The Blandin scholarship inspired me to give back by sponsoring my own high school scholarship at Greenway. While I only started it in 2018, three students have already been helped. My current employer, Becton Dickinson and Company, matches my scholarship donation to the Greenway Foundation.
Let’s go back to how this all started.
Over 40 years ago, I was Valedictorian of my Greenway class and was the lucky recipient of a Blandin Foundation scholarship. It helped pay for the majority of my college career at Bemidji State University. And since I was the sixth of eight children, it was greatly needed and appreciated.
With so much of my college paid for, I was able to concentrate on my chemistry, mathematics and physics studies. In my spare time, I was a four-year All-American swimmer at BSU. After graduating summa cum laude with a BS in chemistry and double minors in math and physics, I continued my education at the University of Colorado, Boulder studying Biophysical Chemistry with RNA polymerase (a DNA enzyme) in the chemistry department.
While completing my Ph.D., I was exposed to very intriguing aspects of plant molecular biology. This led me to my first post-doctoral position in biotech in California. My interests in plants dated back to my early years in Coleraine where, at 10 or 11 years old, I realized the only way to get my pumpkin vines to produce big, healthy pumpkins was to pollinate them myself. (I guess we didn’t have enough bees, and I apparently was a decent substitute.)
I went on to two additional post-docs in significantly different fields: one with molecular markers in hematopoietic (blood) stem cells and the other one with gene expression in epithelial (tissue) cells. I returned to plant molecular biology for my first full-time job.
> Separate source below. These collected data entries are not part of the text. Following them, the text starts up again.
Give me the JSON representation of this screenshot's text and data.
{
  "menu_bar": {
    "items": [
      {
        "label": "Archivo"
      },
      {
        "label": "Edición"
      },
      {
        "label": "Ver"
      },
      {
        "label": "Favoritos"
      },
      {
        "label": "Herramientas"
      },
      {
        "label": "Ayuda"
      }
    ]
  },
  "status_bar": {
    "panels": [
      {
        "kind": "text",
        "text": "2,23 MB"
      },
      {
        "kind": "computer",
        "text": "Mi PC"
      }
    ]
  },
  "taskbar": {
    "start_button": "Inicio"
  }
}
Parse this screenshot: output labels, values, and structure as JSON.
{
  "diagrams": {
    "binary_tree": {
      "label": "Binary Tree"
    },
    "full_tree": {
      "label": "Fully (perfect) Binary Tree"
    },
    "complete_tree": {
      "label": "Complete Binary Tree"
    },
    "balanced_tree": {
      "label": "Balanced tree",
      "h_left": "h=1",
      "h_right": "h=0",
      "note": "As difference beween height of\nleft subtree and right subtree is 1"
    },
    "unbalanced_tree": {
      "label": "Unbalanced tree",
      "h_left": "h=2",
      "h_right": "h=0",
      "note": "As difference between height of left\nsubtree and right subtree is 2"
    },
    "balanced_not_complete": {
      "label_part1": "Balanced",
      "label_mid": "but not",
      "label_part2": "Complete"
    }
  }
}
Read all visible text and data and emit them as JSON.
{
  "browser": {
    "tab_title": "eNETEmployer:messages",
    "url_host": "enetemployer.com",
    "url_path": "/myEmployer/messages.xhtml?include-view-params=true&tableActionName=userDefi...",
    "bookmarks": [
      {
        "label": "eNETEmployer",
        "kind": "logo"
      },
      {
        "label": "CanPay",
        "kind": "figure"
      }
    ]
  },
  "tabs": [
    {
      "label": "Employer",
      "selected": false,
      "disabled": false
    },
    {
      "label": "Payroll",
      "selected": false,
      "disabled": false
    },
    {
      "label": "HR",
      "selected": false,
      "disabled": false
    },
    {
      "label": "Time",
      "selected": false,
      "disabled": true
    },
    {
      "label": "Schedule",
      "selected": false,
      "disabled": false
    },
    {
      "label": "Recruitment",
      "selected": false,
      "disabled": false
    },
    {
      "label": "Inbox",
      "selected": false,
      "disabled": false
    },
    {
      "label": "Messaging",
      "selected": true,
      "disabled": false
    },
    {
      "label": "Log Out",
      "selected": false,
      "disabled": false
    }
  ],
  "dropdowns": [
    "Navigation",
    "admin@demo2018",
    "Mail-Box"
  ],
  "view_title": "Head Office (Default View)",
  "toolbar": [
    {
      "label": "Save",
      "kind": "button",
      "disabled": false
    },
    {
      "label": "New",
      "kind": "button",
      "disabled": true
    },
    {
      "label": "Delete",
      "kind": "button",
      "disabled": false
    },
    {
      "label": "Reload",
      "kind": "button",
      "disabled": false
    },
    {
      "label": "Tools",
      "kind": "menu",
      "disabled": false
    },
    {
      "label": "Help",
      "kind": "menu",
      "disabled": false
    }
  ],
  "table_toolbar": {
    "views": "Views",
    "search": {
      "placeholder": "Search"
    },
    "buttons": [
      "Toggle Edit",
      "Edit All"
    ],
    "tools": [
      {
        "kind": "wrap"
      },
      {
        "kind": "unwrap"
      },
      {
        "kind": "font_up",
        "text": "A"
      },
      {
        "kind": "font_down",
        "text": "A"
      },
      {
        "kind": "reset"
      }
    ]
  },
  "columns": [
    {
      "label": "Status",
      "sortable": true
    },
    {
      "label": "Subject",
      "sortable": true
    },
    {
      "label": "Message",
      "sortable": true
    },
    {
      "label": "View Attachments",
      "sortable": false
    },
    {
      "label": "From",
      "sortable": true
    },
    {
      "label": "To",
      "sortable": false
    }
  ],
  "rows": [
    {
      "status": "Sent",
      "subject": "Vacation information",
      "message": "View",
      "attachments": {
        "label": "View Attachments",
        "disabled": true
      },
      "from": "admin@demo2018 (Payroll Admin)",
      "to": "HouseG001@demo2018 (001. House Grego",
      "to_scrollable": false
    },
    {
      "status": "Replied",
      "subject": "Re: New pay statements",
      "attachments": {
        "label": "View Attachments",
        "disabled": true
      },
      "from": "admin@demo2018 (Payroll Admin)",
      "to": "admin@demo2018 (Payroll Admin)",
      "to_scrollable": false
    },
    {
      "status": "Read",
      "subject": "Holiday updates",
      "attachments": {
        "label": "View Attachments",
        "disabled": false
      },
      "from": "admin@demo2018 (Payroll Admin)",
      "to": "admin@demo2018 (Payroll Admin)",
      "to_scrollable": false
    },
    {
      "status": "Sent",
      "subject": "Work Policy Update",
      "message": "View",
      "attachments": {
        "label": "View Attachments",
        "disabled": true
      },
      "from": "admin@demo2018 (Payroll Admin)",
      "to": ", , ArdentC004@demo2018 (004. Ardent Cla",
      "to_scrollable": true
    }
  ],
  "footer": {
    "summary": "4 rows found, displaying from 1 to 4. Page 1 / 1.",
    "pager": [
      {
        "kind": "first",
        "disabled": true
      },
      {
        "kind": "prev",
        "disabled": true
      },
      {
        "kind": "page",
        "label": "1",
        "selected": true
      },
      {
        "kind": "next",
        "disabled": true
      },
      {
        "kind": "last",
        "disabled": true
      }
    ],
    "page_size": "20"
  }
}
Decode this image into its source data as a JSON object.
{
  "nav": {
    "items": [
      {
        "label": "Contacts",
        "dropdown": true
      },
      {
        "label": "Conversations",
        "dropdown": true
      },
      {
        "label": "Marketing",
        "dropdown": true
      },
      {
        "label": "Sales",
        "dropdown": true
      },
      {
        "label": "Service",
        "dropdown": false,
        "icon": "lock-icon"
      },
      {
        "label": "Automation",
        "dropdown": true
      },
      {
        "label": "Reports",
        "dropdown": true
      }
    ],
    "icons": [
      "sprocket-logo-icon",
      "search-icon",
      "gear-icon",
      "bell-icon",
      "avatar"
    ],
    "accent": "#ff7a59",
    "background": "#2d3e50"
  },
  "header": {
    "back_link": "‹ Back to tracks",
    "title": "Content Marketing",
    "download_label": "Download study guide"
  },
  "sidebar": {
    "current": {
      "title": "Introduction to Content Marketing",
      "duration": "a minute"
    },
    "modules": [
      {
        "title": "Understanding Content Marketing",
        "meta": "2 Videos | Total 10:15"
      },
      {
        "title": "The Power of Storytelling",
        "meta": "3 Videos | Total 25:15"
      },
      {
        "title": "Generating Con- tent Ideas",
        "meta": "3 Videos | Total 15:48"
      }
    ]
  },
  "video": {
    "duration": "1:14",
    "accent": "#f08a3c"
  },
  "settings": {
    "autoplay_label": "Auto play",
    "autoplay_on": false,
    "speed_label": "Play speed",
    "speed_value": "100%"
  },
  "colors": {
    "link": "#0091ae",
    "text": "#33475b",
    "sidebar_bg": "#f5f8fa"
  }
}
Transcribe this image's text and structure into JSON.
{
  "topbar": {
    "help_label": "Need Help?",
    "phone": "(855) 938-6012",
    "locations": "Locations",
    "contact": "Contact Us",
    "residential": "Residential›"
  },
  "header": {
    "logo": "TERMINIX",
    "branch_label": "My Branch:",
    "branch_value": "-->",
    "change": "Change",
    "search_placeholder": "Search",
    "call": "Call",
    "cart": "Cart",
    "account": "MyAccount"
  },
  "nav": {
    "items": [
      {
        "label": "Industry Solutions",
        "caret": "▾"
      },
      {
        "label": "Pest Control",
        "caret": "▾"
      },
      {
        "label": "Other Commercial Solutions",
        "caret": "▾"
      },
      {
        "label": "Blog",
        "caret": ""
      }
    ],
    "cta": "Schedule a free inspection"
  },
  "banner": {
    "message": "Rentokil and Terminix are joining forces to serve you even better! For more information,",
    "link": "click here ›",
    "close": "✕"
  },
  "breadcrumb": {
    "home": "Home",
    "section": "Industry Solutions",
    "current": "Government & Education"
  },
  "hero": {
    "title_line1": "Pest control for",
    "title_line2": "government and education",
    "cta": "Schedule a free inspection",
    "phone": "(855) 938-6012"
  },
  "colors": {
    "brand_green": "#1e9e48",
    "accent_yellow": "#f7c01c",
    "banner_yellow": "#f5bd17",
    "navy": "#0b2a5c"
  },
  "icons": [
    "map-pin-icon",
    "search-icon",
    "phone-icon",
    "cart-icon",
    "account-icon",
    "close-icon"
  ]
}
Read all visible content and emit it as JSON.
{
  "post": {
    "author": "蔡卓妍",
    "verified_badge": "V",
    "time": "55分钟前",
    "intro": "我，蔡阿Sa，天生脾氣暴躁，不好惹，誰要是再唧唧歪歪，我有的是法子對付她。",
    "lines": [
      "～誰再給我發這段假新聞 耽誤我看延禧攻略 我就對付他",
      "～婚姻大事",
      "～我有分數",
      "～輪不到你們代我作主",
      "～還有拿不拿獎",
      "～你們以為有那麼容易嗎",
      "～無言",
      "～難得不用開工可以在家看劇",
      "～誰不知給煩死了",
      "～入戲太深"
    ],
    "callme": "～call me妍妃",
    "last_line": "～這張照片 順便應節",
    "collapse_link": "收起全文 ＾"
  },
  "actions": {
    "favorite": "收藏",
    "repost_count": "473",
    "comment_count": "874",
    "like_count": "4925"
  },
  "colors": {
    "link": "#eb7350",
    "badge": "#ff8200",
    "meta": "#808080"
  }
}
After 9 years in agricultural biotech, I changed fields again, returning to my graduate work in biophysics and a different polymerase (DNA polymerase) with which I have basically been working ever since. Most recently, I reentered the realm of hematopoietic cell gene expression at Becton Dickinson and Company.
All these jobs have been in the San Francisco Bay Area because it is the mecca of biotechnology. While I have lamented that my career has taken me away from Minnesota and my siblings and parents, the Bay Area is simply where my employment opportunities exist. Family is important, but as my father once told me, “First and foremost, do what is best for your family (wife and kids). It will build a strong family for you, like it has for me. And your siblings will always be your siblings.” So my wife of 35 years and my two children, who both work for biotech companies, continue to thrive in California.
So, how is it possible to move around in one’s field and re-invent your career? Science is a big ship, and I am interested in all of it. My career has allowed me to explore multiple interests; many of them come together in my current situation.
It wasn’t a career plan. It was more of a random walk that became my career. I never liked the interview question “What do you see yourself doing in 5 years?” — because that wasn’t me. I simply picked up the flowers and some thorns and enjoyed all of them. I also have been able to contribute in so many unique ways because my background was so broad.
What do I do now? I fix things. I take processes and procedures and reactions, and break them down and then fix them so they are more efficient. I do the same thing around the house. I enjoy being a handyman (I’m the “master plumber” in my neighborhood), building things, experimenting with photography and much more – like designing the installation of my own solar panel array at my home.
I’ve also come full-circle (so to speak) with the pumpkins. I lead science presentations for kids’ classes, including one with giant, 180-pound pumpkins.